Hamid Akhavan, CEO of EchoStar, speaking on CNBC’s “Squawk on the Street” on September 30, 2024.
CNBC
EchoStar is selling provider Dish TV and digital business Sling to rival DirecTV in a deal announced Monday that brings together two of the biggest pay-TV providers. Shares of EchoStar fell more than 11% on Monday.
DirecTV agreed to pay a nominal fee of $1 for Dish. The deal will see DirecTV take on about $9.75 billion in debt and is contingent on the consent of certain of Dish’s bondholders, according to a press release.
The deal is expected to close in the fourth quarter of 2025. Combined, DirecTV and Dish will serve nearly 20 million customers, according to Reuters.
“This was the right time to bring the companies together so we could create a company that would ultimately have the ability to negotiate better deals with developers and bring to market smaller packages, bite-sized packages, that consumers are asking for. EchoStar CEO Hamid Akhavan told CNBC’s “Squawk on the Street” on Monday.
“I think this has been a scale play that puts us on a level playing field with market competitors,” he said.
The content distribution industry as a whole has seen a big decline, Akhavan said, and distribution companies like Dish and DirecTV have fallen behind other platforms with newer technologies and wider reach.
He also said that EchoStar was unable to fully support both its video distribution and core wireless Internet businesses, and that this merger would allow the company to devote all of its resources to its core services.
Also on Monday, AT&T announced that it will sell its entire 70% stake in DirecTV to a private equity firm TPG for $7.9 billion.
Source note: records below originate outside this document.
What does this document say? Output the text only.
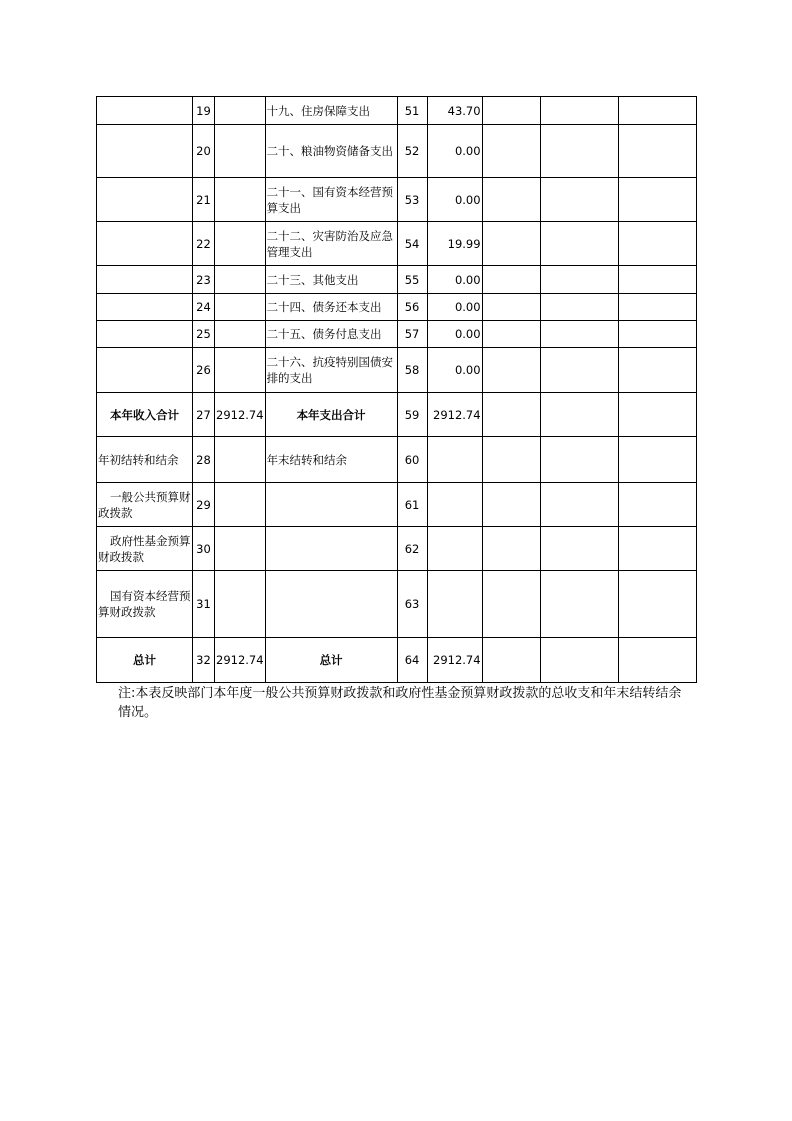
	19		十九、住房保障支出	51	43.70			
	20		二十、粮油物资储备支出	52	0.00			
	21		二十一、国有资本经营预算支出	53	0.00			
	22		二十二、灾害防治及应急管理支出	54	19.99			
	23		二十三、其他支出	55	0.00			
	24		二十四、债务还本支出	56	0.00			
	25		二十五、债务付息支出	57	0.00			
	26		二十六、抗疫特别国债安排的支出	58	0.00			
本年收入合计	27	2912.74	本年支出合计	59	2912.74			
年初结转和结余	28		年末结转和结余	60				
一般公共预算财政拨款	29			61				
政府性基金预算财政拨款	30			62				
国有资本经营预算财政拨款	31			63				
总计	32	2912.74	总计	64	2912.74			
注:本表反映部门本年度一般公共预算财政拨款和政府性基金预算财政拨款的总收支和年末结转结余情况。
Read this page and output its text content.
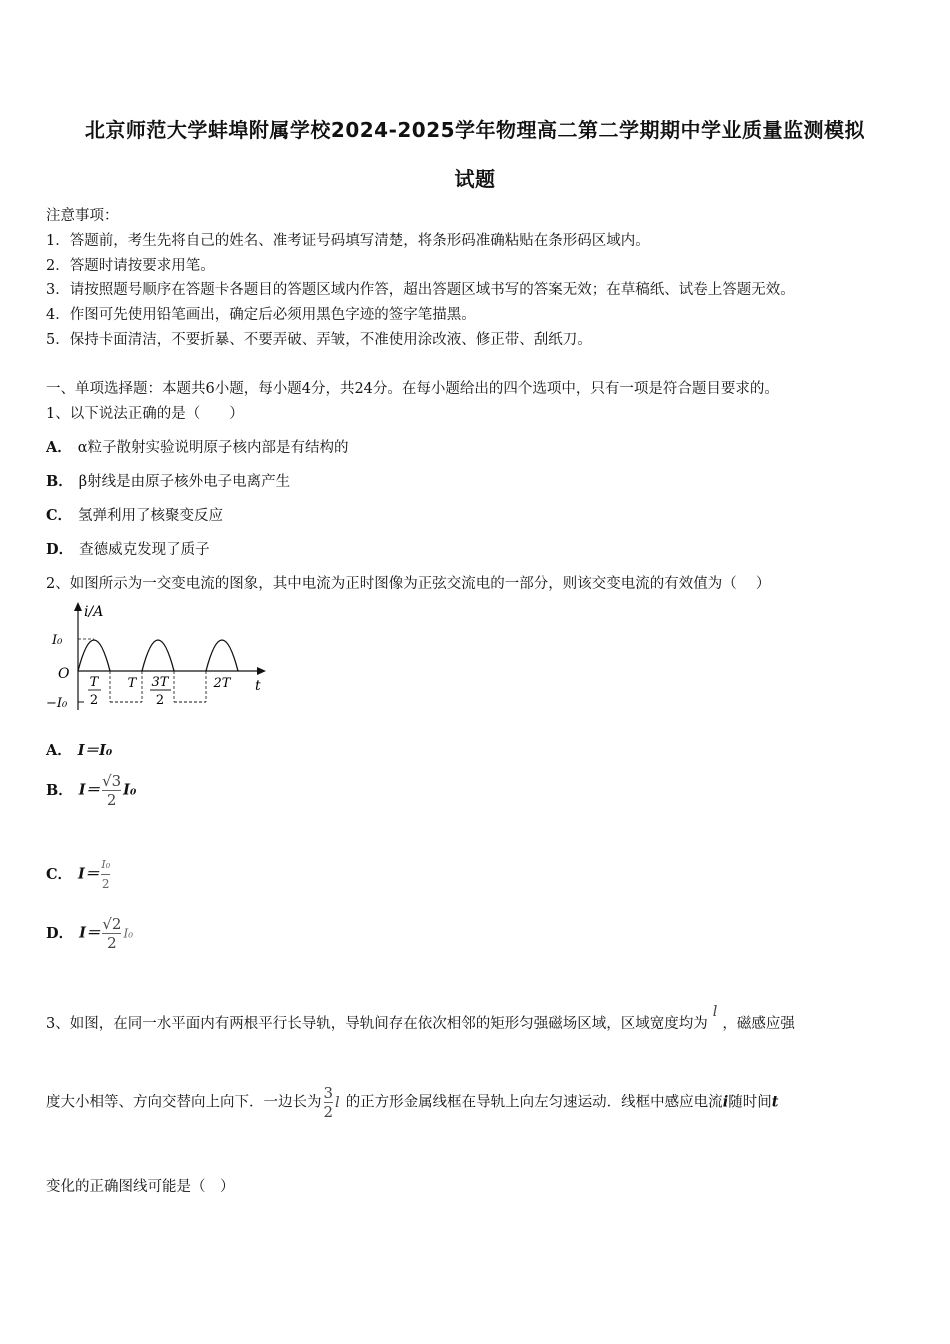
北京师范大学蚌埠附属学校2024-2025学年物理高二第二学期期中学业质量监测模拟
试题
注意事项：
1．答题前，考生先将自己的姓名、准考证号码填写清楚，将条形码准确粘贴在条形码区域内。
2．答题时请按要求用笔。
3．请按照题号顺序在答题卡各题目的答题区域内作答，超出答题区域书写的答案无效；在草稿纸、试卷上答题无效。
4．作图可先使用铅笔画出，确定后必须用黑色字迹的签字笔描黑。
5．保持卡面清洁，不要折暴、不要弄破、弄皱，不准使用涂改液、修正带、刮纸刀。
一、单项选择题：本题共6小题，每小题4分，共24分。在每小题给出的四个选项中，只有一项是符合题目要求的。
1、以下说法正确的是（　　）
A． α粒子散射实验说明原子核内部是有结构的
B． β射线是由原子核外电子电离产生
C． 氢弹利用了核聚变反应
D． 查德威克发现了质子
2、如图所示为一交变电流的图象，其中电流为正时图像为正弦交流电的一部分，则该交变电流的有效值为（　 ）
i/A
I₀
O
−I₀
t
T
2
T 3T
2
2T
A． I＝I₀
B． $I= \frac{√3}{2} I_0$
C． $I= \frac{\text{I₀}}{2}$
D． $I= \frac{√2}{2} I_0$
3、如图，在同一水平面内有两根平行长导轨，导轨间存在依次相邻的矩形匀强磁场区域，区域宽度均为l，磁感应强
度大小相等、方向交替向上向下．一边长为 $\frac{3}{2}$ l 的正方形金属线框在导轨上向左匀速运动．线框中感应电流i随时间t
变化的正确图线可能是（　）
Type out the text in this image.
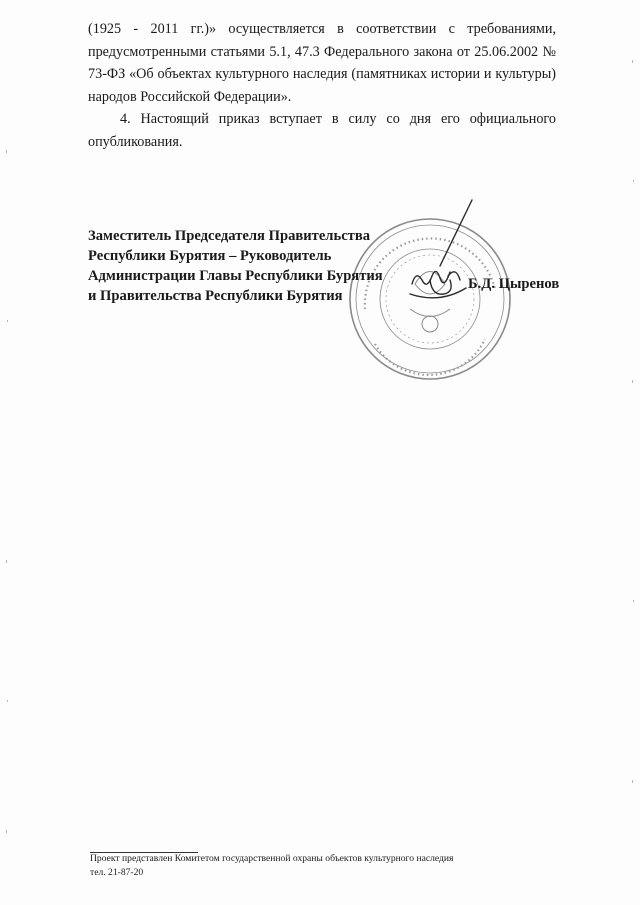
(1925 - 2011 гг.)» осуществляется в соответствии с требованиями, предусмотренными статьями 5.1, 47.3 Федерального закона от 25.06.2002 № 73-ФЗ «Об объектах культурного наследия (памятниках истории и культуры) народов Российской Федерации».
4. Настоящий приказ вступает в силу со дня его официального опубликования.
Заместитель Председателя Правительства
Республики Бурятия – Руководитель
Администрации Главы Республики Бурятия
и Правительства Республики Бурятия
Б.Д. Цыренов
Проект представлен Комитетом государственной охраны объектов культурного наследия
тел. 21-87-20
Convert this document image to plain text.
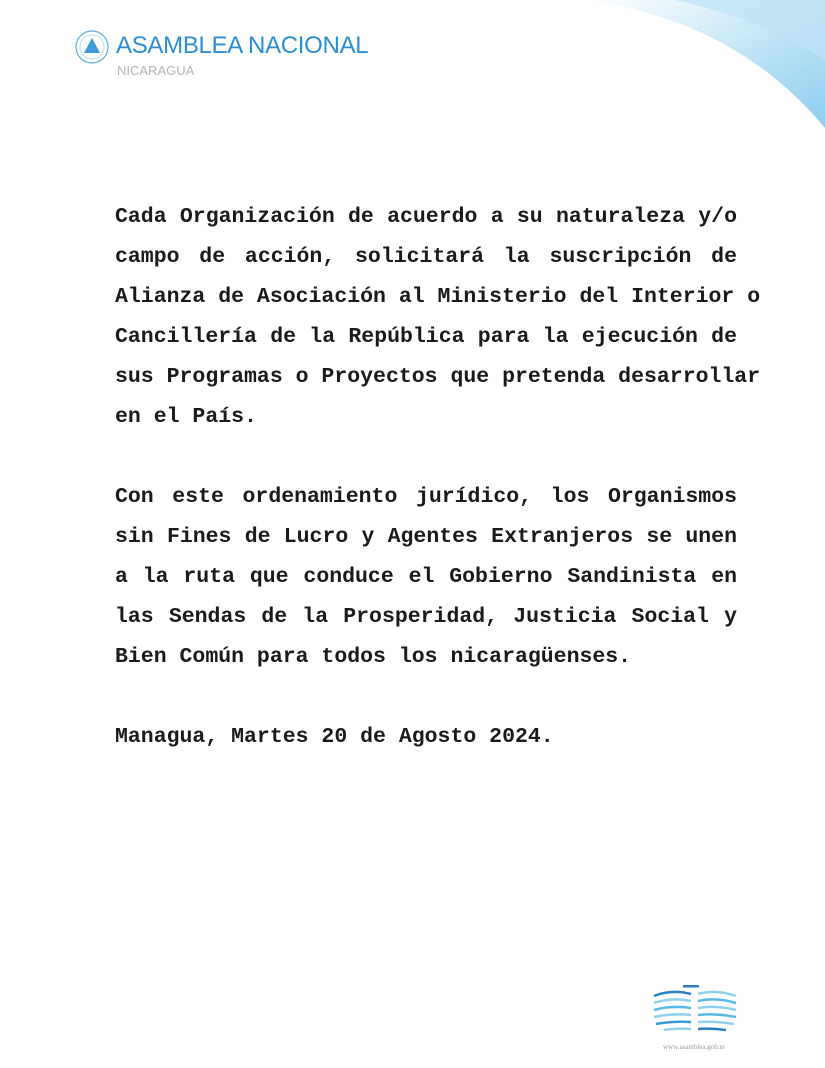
ASAMBLEA NACIONAL
NICARAGUA
Cada Organización de acuerdo a su naturaleza y/o
campo de acción, solicitará la suscripción de
Alianza de Asociación al Ministerio del Interior o
Cancillería de la República para la ejecución de
sus Programas o Proyectos que pretenda desarrollar
en el País.
Con este ordenamiento jurídico, los Organismos
sin Fines de Lucro y Agentes Extranjeros se unen
a la ruta que conduce el Gobierno Sandinista en
las Sendas de la Prosperidad, Justicia Social y
Bien Común para todos los nicaragüenses.
Managua, Martes 20 de Agosto 2024.
www.asamblea.gob.ni
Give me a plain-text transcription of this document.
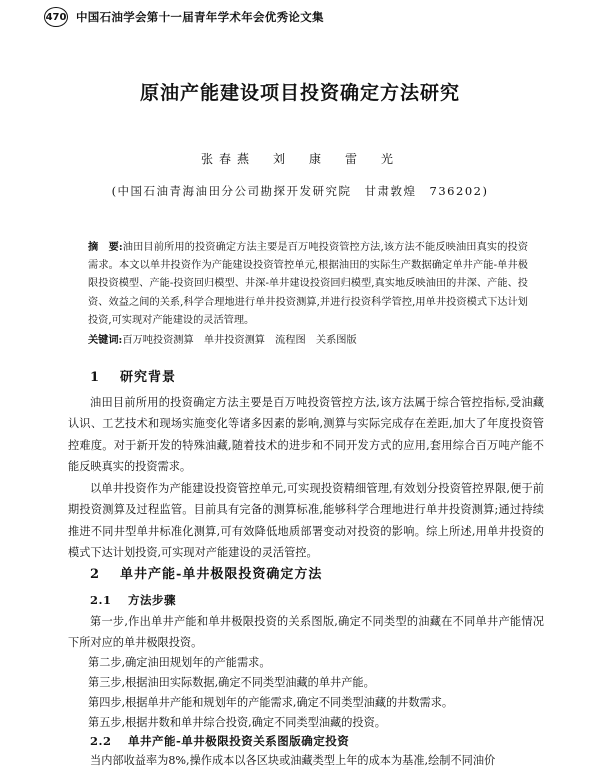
470 中国石油学会第十一届青年学术年会优秀论文集
原油产能建设项目投资确定方法研究
张春燕　刘　康　雷　光
(中国石油青海油田分公司勘探开发研究院　甘肃敦煌　736202)
摘　要:油田目前所用的投资确定方法主要是百万吨投资管控方法,该方法不能反映油田真实的投资需求。本文以单井投资作为产能建设投资管控单元,根据油田的实际生产数据确定单井产能-单井极限投资模型、产能-投资回归模型、井深-单井建设投资回归模型,真实地反映油田的井深、产能、投资、效益之间的关系,科学合理地进行单井投资测算,并进行投资科学管控,用单井投资模式下达计划投资,可实现对产能建设的灵活管理。
关键词:百万吨投资测算　单井投资测算　流程图　关系图版
1 研究背景
油田目前所用的投资确定方法主要是百万吨投资管控方法,该方法属于综合管控指标,受油藏认识、工艺技术和现场实施变化等诸多因素的影响,测算与实际完成存在差距,加大了年度投资管控难度。对于新开发的特殊油藏,随着技术的进步和不同开发方式的应用,套用综合百万吨产能不能反映真实的投资需求。
以单井投资作为产能建设投资管控单元,可实现投资精细管理,有效划分投资管控界限,便于前期投资测算及过程监管。目前具有完备的测算标准,能够科学合理地进行单井投资测算;通过持续推进不同井型单井标准化测算,可有效降低地质部署变动对投资的影响。综上所述,用单井投资的模式下达计划投资,可实现对产能建设的灵活管控。
2 单井产能-单井极限投资确定方法
2.1 方法步骤
第一步,作出单井产能和单井极限投资的关系图版,确定不同类型的油藏在不同单井产能情况下所对应的单井极限投资。
第二步,确定油田规划年的产能需求。
第三步,根据油田实际数据,确定不同类型油藏的单井产能。
第四步,根据单井产能和规划年的产能需求,确定不同类型油藏的井数需求。
第五步,根据井数和单井综合投资,确定不同类型油藏的投资。
2.2 单井产能-单井极限投资关系图版确定投资
当内部收益率为8%,操作成本以各区块或油藏类型上年的成本为基准,绘制不同油价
The company sold 30% of its stake to TPG in 2021, which was then valued at $16.2 billion. AT&T originally bought DirecTV in 2014 for $48.5 billion.
The possibility of a merger between Dish and DirecTV has been rumored for decades. The companies it was close in a 2002 deal in which EchoStar would have acquired DirecTV General MotorsHughes Electronics, before the Federal Communications Commission shut it down. At the time, EchoStar beat out Rupert Murdoch’s News Corporation in a bidding war for DirecTV.
Since then, the satellite TV industry has taken several major hits as consumers have moved to streaming services. With a debt payment of about $2 billion looming and just $521 million in cash and cash equivalents as of June 30, according to public filings, EchoStar increasingly faced the prospect of bankruptcy. The company recently tried to refinance some debt but failed to reach an agreement with bondholders, according to September 23 deposition.
Akhavan said EchoStar has secured enough capital for a bright future, but won’t be making many big moves anytime soon as it’s still digesting the recent changes. He said the company will prioritize customer acquisition over service expansion.
“We’re as competitive as anyone in terms of our offerings, whether it’s price, whether it’s coverage, whether it’s quality,” he said.
— CNBC’s Lillian Rizzo and Alex Sherman and Reuters contributed to this report.